Ob du auf eine Datenstruktur in allen Requests zugreifen kannst hängt vom Deployment ab. Es gibt Server die Greenlets und Threads nutzen so dass du dann anfangen müsstest Locking zu betreiben es sei den du implementierst threadsichere Datenstrukturen die dies nicht erfordern.

Wenn jemand die Anwendung im grösseren Stil nutzt und mehrere Anwendungsserver verwendet ist es schlichtweg unmöglich auf diese globale Datenstruktur zuzugreifen. Du könntest allerdings die Datenstruktur in einem seperaten Prozess halten und mit diesem über ZeroMQ, ein REST-Interface oder ähnliches kommunizieren.

Zu 2) Threadsicherheit alleine reicht nicht unbedingt aus; nutzt der Server Greenlets und Threads, machen eventuell Greenlet Locks Sinn um die Performance zu erhöhen; du musst aber auch mit Forks oder Prozessen rechnen.

Schreibenden Zugriff auf das Dateisystem erreichst du indem du sicherstellst dass du immer neue Dateien erzeugst die nie eine bestehende überschreiben und/oder in dem du Locks und atomare Operationen nutzt. Das ist noch deutlich aufwendiger als es ohnehin schon klingt und platformabhängig.

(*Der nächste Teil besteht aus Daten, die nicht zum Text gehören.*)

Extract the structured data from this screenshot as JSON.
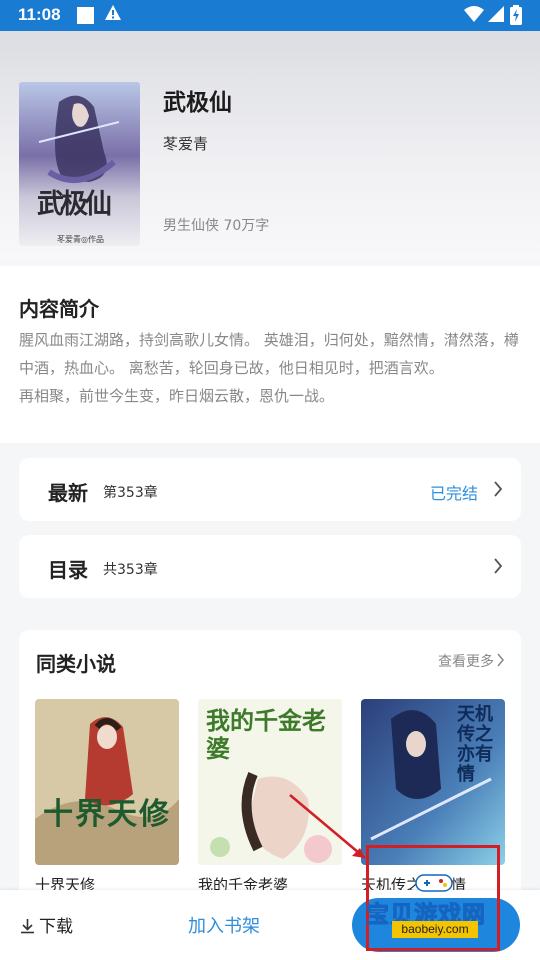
{
  "status_bar": {
    "time": "11:08"
  },
  "book": {
    "title": "武极仙",
    "author": "苳爱青",
    "meta": "男生仙侠 70万字",
    "cover_text": "武极仙",
    "cover_credit": "苳爱青◎作品"
  },
  "intro": {
    "title": "内容简介",
    "text": "腥风血雨江湖路，持剑高歌儿女情。 英雄泪，归何处，黯然情，潸然落，樽中酒，热血心。 离愁苦，轮回身已故，他日相见时，把酒言欢。\n再相聚，前世今生变，昨日烟云散，恩仇一战。"
  },
  "latest": {
    "label": "最新",
    "chapter": "第353章",
    "status": "已完结"
  },
  "catalog": {
    "label": "目录",
    "count": "共353章"
  },
  "similar": {
    "title": "同类小说",
    "more": "查看更多",
    "items": [
      {
        "name": "十界天修",
        "cover_text": "十界天修"
      },
      {
        "name": "我的千金老婆",
        "cover_text": "我的千金老婆"
      },
      {
        "name": "天机传之亦有情",
        "cover_text": "天机传之亦有情"
      }
    ]
  },
  "bottom": {
    "download": "下载",
    "add_shelf": "加入书架"
  },
  "watermark": {
    "text": "宝贝游戏网",
    "url": "baobeiy.com"
  },
  "colors": {
    "accent": "#1f86dd",
    "status_bar": "#1a7bd3",
    "link": "#2f8fdc",
    "watermark_frame": "#d21f26"
  }
}
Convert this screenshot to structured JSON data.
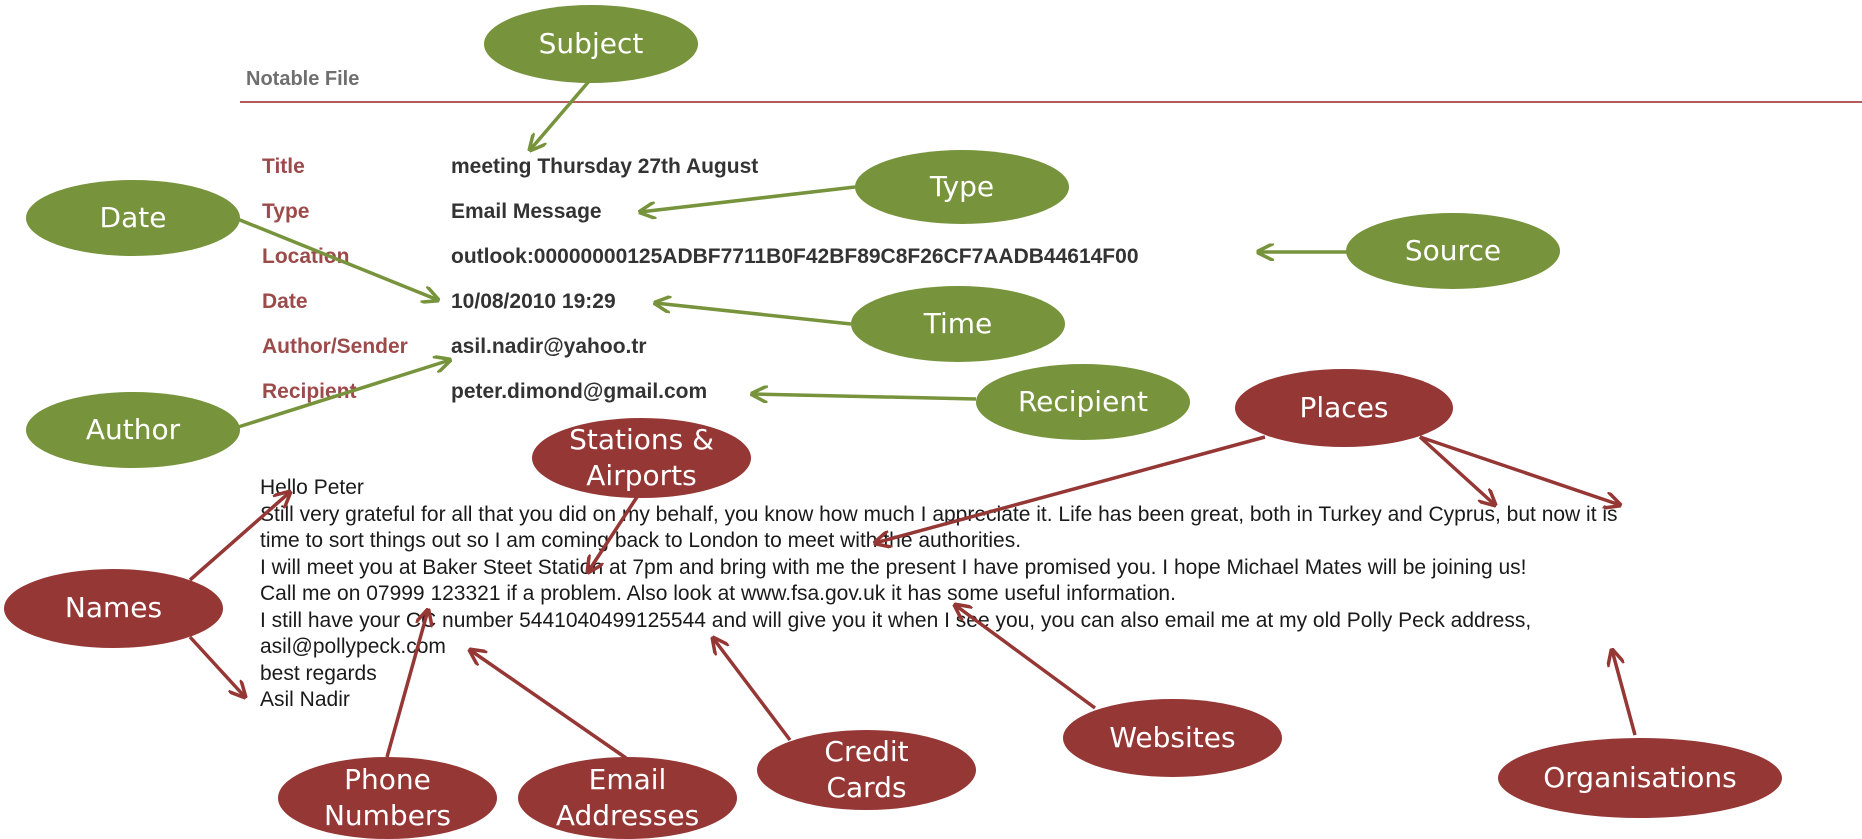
{
  "document": {
    "heading": "Notable File",
    "fields": [
      {
        "label": "Title",
        "value": "meeting Thursday 27th August"
      },
      {
        "label": "Type",
        "value": "Email Message"
      },
      {
        "label": "Location",
        "value": "outlook:00000000125ADBF7711B0F42BF89C8F26CF7AADB44614F00"
      },
      {
        "label": "Date",
        "value": "10/08/2010 19:29"
      },
      {
        "label": "Author/Sender",
        "value": "asil.nadir@yahoo.tr"
      },
      {
        "label": "Recipient",
        "value": "peter.dimond@gmail.com"
      }
    ],
    "body_lines": [
      "Hello Peter",
      "Still very grateful for all that you did on my behalf, you know how much I appreciate it. Life has been great, both in Turkey and Cyprus, but now it is",
      "time to sort things out so I am coming back to London to meet with the authorities.",
      "I will meet you at Baker Steet Station at 7pm and bring with me the present I have promised you. I hope Michael Mates will be joining us!",
      "Call me on 07999 123321 if a problem. Also look at www.fsa.gov.uk it has some useful information.",
      "I still have your CC number 5441040499125544 and will give you it when I see you, you can also email me at my old Polly Peck address,",
      "asil@pollypeck.com",
      "best regards",
      "Asil Nadir"
    ]
  },
  "callouts": {
    "subject": "Subject",
    "type": "Type",
    "date": "Date",
    "source": "Source",
    "time": "Time",
    "author": "Author",
    "recipient": "Recipient",
    "places": "Places",
    "stations": "Stations &\nAirports",
    "names": "Names",
    "phone": "Phone\nNumbers",
    "email": "Email\nAddresses",
    "credit": "Credit\nCards",
    "websites": "Websites",
    "organisations": "Organisations"
  },
  "colors": {
    "metadata_callout": "#77933c",
    "entity_callout": "#953735",
    "field_label": "#9c4a4a",
    "rule": "#b35a5a"
  }
}
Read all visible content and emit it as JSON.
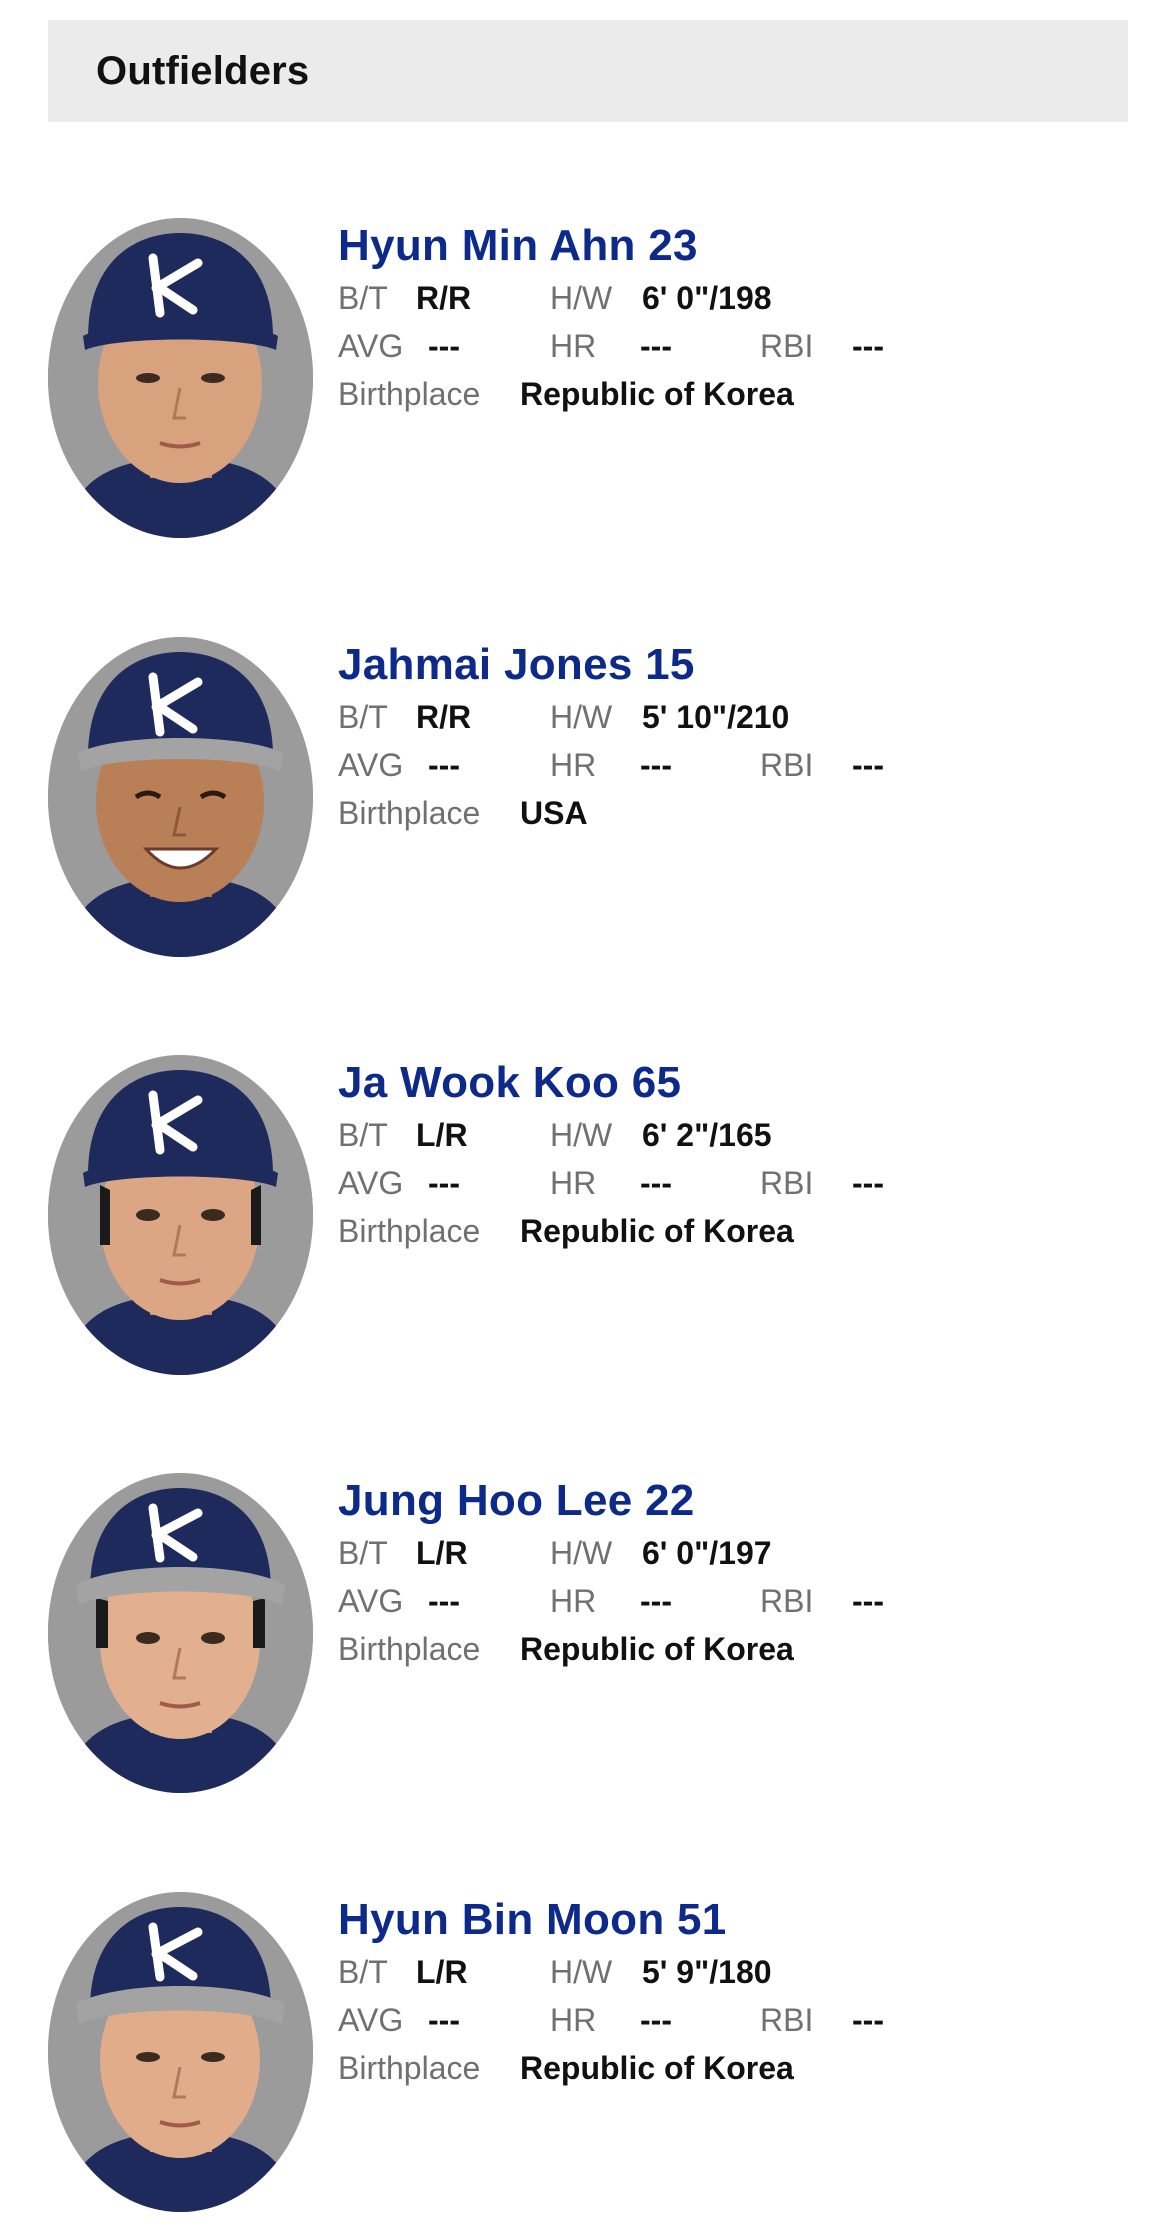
{
  "section": {
    "title": "Outfielders"
  },
  "labels": {
    "bt": "B/T",
    "hw": "H/W",
    "avg": "AVG",
    "hr": "HR",
    "rbi": "RBI",
    "birthplace": "Birthplace"
  },
  "players": [
    {
      "name": "Hyun Min Ahn 23",
      "bt": "R/R",
      "hw": "6' 0\"/198",
      "avg": "---",
      "hr": "---",
      "rbi": "---",
      "birthplace": "Republic of Korea",
      "cap_brim": "navy"
    },
    {
      "name": "Jahmai Jones 15",
      "bt": "R/R",
      "hw": "5' 10\"/210",
      "avg": "---",
      "hr": "---",
      "rbi": "---",
      "birthplace": "USA",
      "cap_brim": "gray"
    },
    {
      "name": "Ja Wook Koo 65",
      "bt": "L/R",
      "hw": "6' 2\"/165",
      "avg": "---",
      "hr": "---",
      "rbi": "---",
      "birthplace": "Republic of Korea",
      "cap_brim": "navy"
    },
    {
      "name": "Jung Hoo Lee 22",
      "bt": "L/R",
      "hw": "6' 0\"/197",
      "avg": "---",
      "hr": "---",
      "rbi": "---",
      "birthplace": "Republic of Korea",
      "cap_brim": "gray"
    },
    {
      "name": "Hyun Bin Moon 51",
      "bt": "L/R",
      "hw": "5' 9\"/180",
      "avg": "---",
      "hr": "---",
      "rbi": "---",
      "birthplace": "Republic of Korea",
      "cap_brim": "gray"
    }
  ],
  "colors": {
    "name": "#0d2a8a",
    "label": "#707070",
    "value": "#111111",
    "header_bg": "#ebebeb",
    "cap_navy": "#1f2a5c",
    "skin": "#d9a27f"
  }
}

Eine Jobqueue macht Sinn, dafür würde ich aber auf celery zurückgreifen.
sma
User
Beiträge: 3018
Registriert: Montag 19. November 2007, 19:57
Wohnort: Kiel

doppelkeks hat geschrieben:1) Wann leben Objekte ...
Eigentlich alle Web-Rahmenwerke bei Python folgen der WSGI-Spezifikation, die wie ihr Vorbild CGI den Request ins Zentrum stellt. Typischerweise wird eine Funktion bei einem Request aufgerufen, verarbeitet diesen, erstellt eine Response und das war's dann. Ich würde daher davon ausgehen, dass alle Objekte nur so lange leben, wie diese Verarbeitung dauert. Das Konzept eines Application Servers wie bei Java, der neben einem Request-Context noch einen Session- und Application-Context zur Verfügung stellt, gibt es normalerweise nicht. Spezielle WSGI-Server könnten zusätzliche Garantieren geben, aber WSGI selbst hat hier keine Antwort.
doppelkeks hat geschrieben:2) Konkurrenz. Ist Threadsicherheit ausreichend?
So pauschal gefragt muss die Antwort nein lauten. Das korrekte Funktionen auch bei nebenläufigem Zugriff muss die Anwendung selbst sicherstellen. Python bietet dazu eine Standardbibliothek mit Locks. Datenbanken bieten in der Regel Transaktionen oder zumindest Atomizität (falls das ein Wort ist ;). Ob sich zwei Funktionen, die zwei Requests bearbeiten, überhaupt Speicher teilen, d.h. im selben Python-Interpreter ablaufen, ist AFAIK bei WSGI nicht definiert. Das hängt also vom konkreten Server ab.

Stefan
doppelkeks
User
Beiträge: 12
Registriert: Sonntag 14. Februar 2010, 22:28

Ok, danke, ich denke damit bin ich ein stück weiter.
Ist aber schon etwas schade, dass man bei WSGI auf den Request Kontext beschränkt bleibt, wobei das bei den meissten Applikationen wohl ziemlich wurst ist.
deets

doppelkeks hat geschrieben:Ok, danke, ich denke damit bin ich ein stück weiter.
Ist aber schon etwas schade, dass man bei WSGI auf den Request Kontext beschränkt bleibt, wobei das bei den meissten Applikationen wohl ziemlich wurst ist.
Das ist auch schlicht nicht wahr. WSGI macht ueberhaupt keine Aussagen darueber. Und alle praktisch mir bekannten WSGI-Server sind stateful. Das liegt schon alleine darin begruendet, dass die setup-Kosten in Python hoeher als in zB PHP sind. Bis bei unseren Servern (mod_wsgi-basiert) nach einem Neustart ein Prozess da ist, vergehen schon ein paar Sekunden. Das kann & will man sich ja nicht jedes Request zumuten.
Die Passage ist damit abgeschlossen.